Mario importaba CD´s de bandas en parte por recomendación mía, es decir las mismas que me recomendaban a mí en la universidad y otros por catálogo. Cuando llegaban las cajas con los pedidos era como abriendo regalos de navidad. Ahí descubrí y oí por primera vez bandas que aún hoy sigo escuchando: los semitonos oscuros con las voces de Lane Staley y compañía del Dirt de Alice in Chains, la eterna voz de Eddie Vedder de Pearl Jam en los albumes Ten y Vitalogy, el poderoso Funk de los Red Hot Chili Peppers y el metal funk de los Infectious Grooves, la maestría y genialidad del bajista Les Claypool en Primus, Helmet, Soundgarden y su mezcla de metal con blues-rock psicodélico, Korn con sus guitarras de siete cuerdas y Jonatan Davis llorando sobre sus traumas infantiles. Repito, todo era nuevo.

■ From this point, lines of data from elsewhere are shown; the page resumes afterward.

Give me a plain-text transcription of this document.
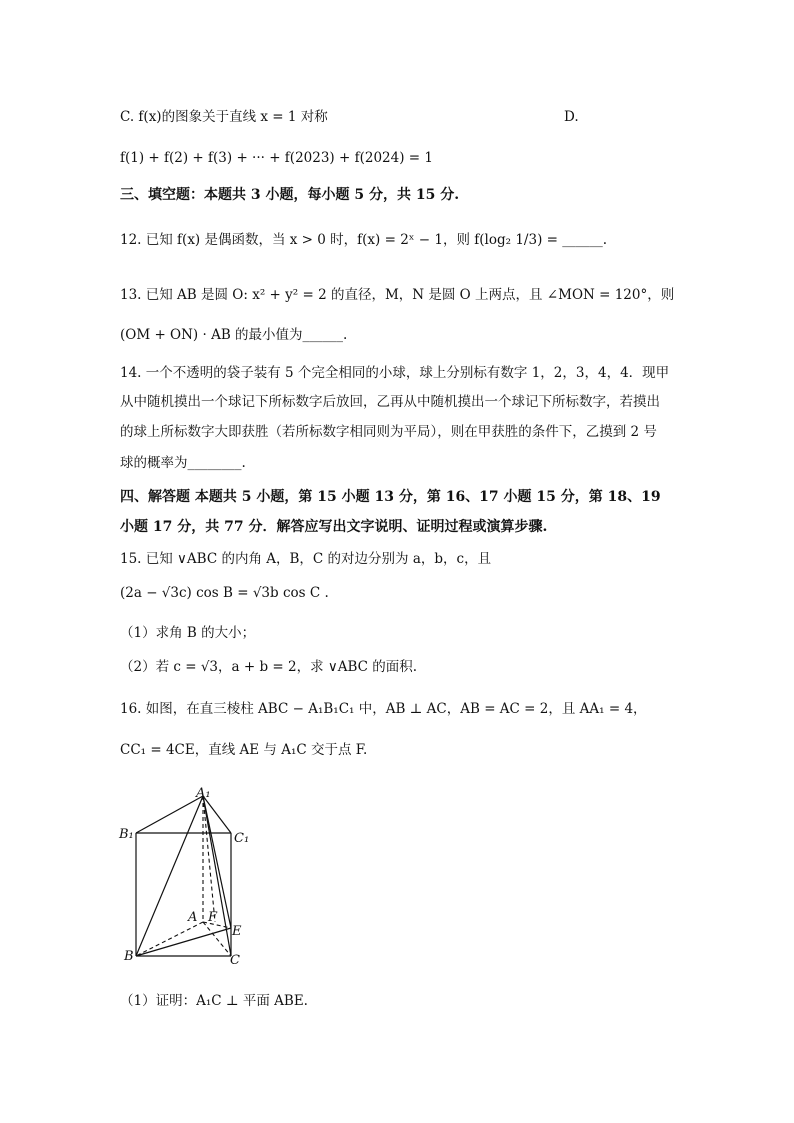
C. f(x)的图象关于直线 x = 1 对称	D.
f(1) + f(2) + f(3) + ··· + f(2023) + f(2024) = 1
三、填空题：本题共 3 小题，每小题 5 分，共 15 分.
12. 已知 f(x) 是偶函数，当 x > 0 时，f(x) = 2ˣ − 1，则 f(log₂ 1/3) = ______.
13. 已知 AB 是圆 O: x² + y² = 2 的直径，M，N 是圆 O 上两点，且 ∠MON = 120°，则
(OM + ON) · AB 的最小值为______.
14. 一个不透明的袋子装有 5 个完全相同的小球，球上分别标有数字 1，2，3，4，4．现甲
从中随机摸出一个球记下所标数字后放回，乙再从中随机摸出一个球记下所标数字，若摸出
的球上所标数字大即获胜（若所标数字相同则为平局），则在甲获胜的条件下，乙摸到 2 号
球的概率为________.
四、解答题 本题共 5 小题，第 15 小题 13 分，第 16、17 小题 15 分，第 18、19
小题 17 分，共 77 分．解答应写出文字说明、证明过程或演算步骤.
15. 已知 ∨ABC 的内角 A，B，C 的对边分别为 a，b，c，且
(2a − √3c) cos B = √3b cos C .
（1）求角 B 的大小；
（2）若 c = √3，a + b = 2，求 ∨ABC 的面积.
16. 如图，在直三棱柱 ABC − A₁B₁C₁ 中，AB ⊥ AC，AB = AC = 2，且 AA₁ = 4，
CC₁ = 4CE，直线 AE 与 A₁C 交于点 F.
A₁
B₁	C₁
A F
E
B	C
（1）证明：A₁C ⊥ 平面 ABE.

El almacén entonces ya contaba con buen surtido, y como se volvió el lugar de moda para el parche era el último local en cerrar, gracias a eso llegaban compradores nocturnos con billetera generosa y mente abierta a oir nuevas bandas, tocaba entonces mandar a la muchachada fumada y ebria para sus casas, levantar del suelo a los pepos y sacar a Augusto de debajo de los carros parqueados donde se metía a aspirar pegante y, ya por fin, atender a los clientes nocturnos. Ahí sí había un negocio y no un rumbeadero.
Ahora bien, los bares “alternativos” de los noventas, no me voy a poner a inventar que estuve bailando Stop de Jane´s Addiction en Vértigo Campo Eliás, o Magic Jhonson de los Peppers en Barbarie. Estrené mi cédula cuando ya tenia 19 o 20 años para entrar a Kaliman en la 82 y claro, fue todo un descubrimiento. Jovencitas con botas Dr Martens, ropa confeccionada por ellas mismas y cabellos de colores rechinantes, y ver tocar a la banda consentida de los dueños del bar (Hector y Andrea de Aterciopelados) Catedral de Amos Piñeros. Cuando sonaba la guitarra con Slide de Loser de Beck era la señal, los tragos se apuraban, los cigarrillos se apagaban y todos a la pista a cantar en coro: I´m a loser baby / so why don´t you kill me? Soy un perdedor nena /¿por qué no me matas? Ahí se brincaba, pero si sonaba Head like a Hole de Nine Inch Neils se pogueaba. Eso era interesante, había variedad porque en la música misma existía esa diversidad.
El voltaje mío con la fiesta mermó porque mi carrera me gustaba, el conocimiento me atraía, seguía viéndome con mis amigos de siempre pero para utilizarlos de actores naturales en videos de la universidad, ahí estuvieron sin falla.
En 1999, un buen día estaba en Antígona, el local de CD´s de Oscar, me sentaba y él me mostraba las novedades del mes, una de ellas fue un grupo de Electrónica: The Prodigy, -Píllese esto, me dijo. Me puse los audífonos y ¡boom¡ el estallido de los bajos de Smack My Bitch Up. Carajo, fue amor a primera escucha. Eso, apreciado lector, ya es otra historia.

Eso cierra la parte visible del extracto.